COM701 in Combination With BMS-986207 and Nivolumab in Subjects With Advanced Solid Tumors.

Key Inclusion Criteria:

Histologically or cytologically confirmed, locally advanced or metastatic solid malignancy and has exhausted all available standard therapy or is not a candidate for the available standard therapy.
Eastern Cooperative Oncology Group (ECOG) performance status 0-1.
During dose escalation - Subjects who received prior therapy with anti-PD-1, anti-PD-L1, anti- CTLA-4, OX-40, CD137, etc., are eligible.

During cohort expansion: All subjects must have measurable disease as defined by RECIST v1.1.

Expansion Cohorts:

Cohort 1 (subjects with advanced epithelial ovarian, fallopian tube, or primary peritoneal carcinoma)
Subject must have platinum refractory/resistant ovarian cancer defined as refractoriness to platinum-containing regimen or disease recurrence < 6 months after completion of a platinum-containing regimen
Cohort 2 (endometrial cancer cohort)
Subjects with locally advanced or metastatic microsatellite stable endometrial cancer with disease recurrence or progression during or after prior therapy that included platinum-based chemotherapy.
Subjects must have documented MSS status by an approved test e.g. genomic testing, IHC for mismatch repair proficient.
Subjects must have received no more than 2 prior systemic cytotoxic therapies; there are no limits to the number of prior endocrine or antiangiogenic regimens
Cohort 3 (basket cohort, excludes tumor types in cohorts 1 and 2)
Tumor types with high expression of PVRL2 (determined by central testing).
Cohort 4 (Head and Neck cancer)
Histologically confirmed recurrent or metastatic HNSCC (oral cavity, oropharynx, larynx, hypopharynx, nasopharynx, paranasal sinus, nasopharyngeal)
Cohort 4a - IO naïve. Eligible subjects can be systemic therapy naïve (frontline) or platinum failure.
Cohort 4b - IO failure. No limitations on the number of prior lines of systemic therapy.

Key Exclusion Criteria:

Active autoimmune disease requiring systemic therapy in the last 2 years prior to the first dose of COM701.
Symptomatic interstitial lung disease or inflammatory pneumonitis.
History of immune-related events that lead to immunotherapy treatment discontinuation.
Untreated or symptomatic central nervous system (CNS) metastases.
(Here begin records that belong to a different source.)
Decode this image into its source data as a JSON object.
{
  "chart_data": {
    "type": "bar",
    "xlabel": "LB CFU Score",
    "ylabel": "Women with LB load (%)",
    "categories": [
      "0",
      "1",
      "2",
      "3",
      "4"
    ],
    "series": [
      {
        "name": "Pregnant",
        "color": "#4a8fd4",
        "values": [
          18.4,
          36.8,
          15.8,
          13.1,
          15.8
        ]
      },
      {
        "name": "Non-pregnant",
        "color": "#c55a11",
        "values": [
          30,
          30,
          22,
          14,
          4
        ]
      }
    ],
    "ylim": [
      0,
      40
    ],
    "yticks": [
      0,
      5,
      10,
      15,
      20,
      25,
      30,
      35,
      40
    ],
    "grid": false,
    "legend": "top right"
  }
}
Key Exclusion Criteria For Dose Expansion Cohorts:

Cohort 1: Prior therapy with an anti-PD-1/PD-L1/2, COM701 (or any inhibitor of PVRIG), anti-TIGIT antibody, anti-CTLA-4 antibody, anti-OX-40 antibody, anti-CD137 antibody.
Cohort 2: Prior therapy with COM701 (or any inhibitor of PVRIG) or anti-TIGIT antibody. Subjects with MSI-H endometrial cancer are ineligible.
Cohort 3: Prior therapy with COM701 (or any inhibitor of PVRIG) or anti-TIGIT antibody are ineligible.
Cohort 4: Subjects who have received prior therapy with COM701 (or any inhibitor of PVRIG), anti-TIGIT antibody, anti-CTLA-4 antibody, anti-OX-40 antibody, anti-CD137 antibody. Subjects in cohort 4a must be IO-naïve.